Tawagidu Mohammed, Department of Physiotherapy, School of Healthcare Sciences, University of Pretoria, Pretoria, South Africa; and Department of Physiotherapy, School of Biomedical and Allied Health Sciences, University of Ghana, Accra, Ghana
Gifty G. Nyante, Department of Physiotherapy, School of Biomedical and Allied Health Sciences, University of Ghana, Accra, Ghana
Joyce D. Mothabeng, Department of Physiotherapy, School of Healthcare Sciences, University of Pretoria, Pretoria, South Africa

Abstract

Background: Ensuring quality in the structure and process of stroke rehabilitation helps to attain a good outcome. However, knowledge on this is limited in resource-constrained settings such as Ghana.
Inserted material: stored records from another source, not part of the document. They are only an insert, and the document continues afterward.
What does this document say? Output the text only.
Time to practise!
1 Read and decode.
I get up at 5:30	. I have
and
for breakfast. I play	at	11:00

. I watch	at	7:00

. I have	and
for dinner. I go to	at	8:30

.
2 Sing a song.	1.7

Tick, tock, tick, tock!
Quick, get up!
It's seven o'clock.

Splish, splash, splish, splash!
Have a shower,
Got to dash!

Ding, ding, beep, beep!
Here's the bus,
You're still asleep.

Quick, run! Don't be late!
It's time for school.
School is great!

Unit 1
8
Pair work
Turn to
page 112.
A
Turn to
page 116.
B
Objectives: This study aimed to explore healthcare professionals’ (HCPs) views and experiences of the structure and process of stroke rehabilitation in three selected hospitals in Ghana.

Method: A qualitative study was carried out involving 26 HCPs directly involved in stroke rehabilitation from three selected hospitals in the Greater Accra Region of Ghana representing the different levels of healthcare. Interviews were conducted using an interview guide to understand participants’ views and experiences of the structure and process of stroke rehabilitation. Interview transcripts were analysed using thematic analysis.

Results: HCPs reported limitations with the structure of stroke rehabilitation with regards to the availability of rehabilitation units, bed capacity, approach to care, availability of protocol, staff capacity development and payment systems. With respect to the process of rehabilitation, the primary and secondary level hospitals were found not to have computed tomography (CT) and magnetic resonance imaging (MRI) scanning equipment. Participants also reported limitations with discharge planning, basis for discharge and post-discharge care across all three hospitals.

Conclusion: This study found limitations in the current structure and process of stroke rehabilitation, which when given some considerations for improvement, can help improve the quality of care and thereby improve the outcome of stroke patients in Ghana.

Contribution: This study provided data which helps to assess the quality of stroke rehabilitation in Ghana.


Keywords

stroke; stroke rehabilitation; structure; process; healthcare professionals; Ghana.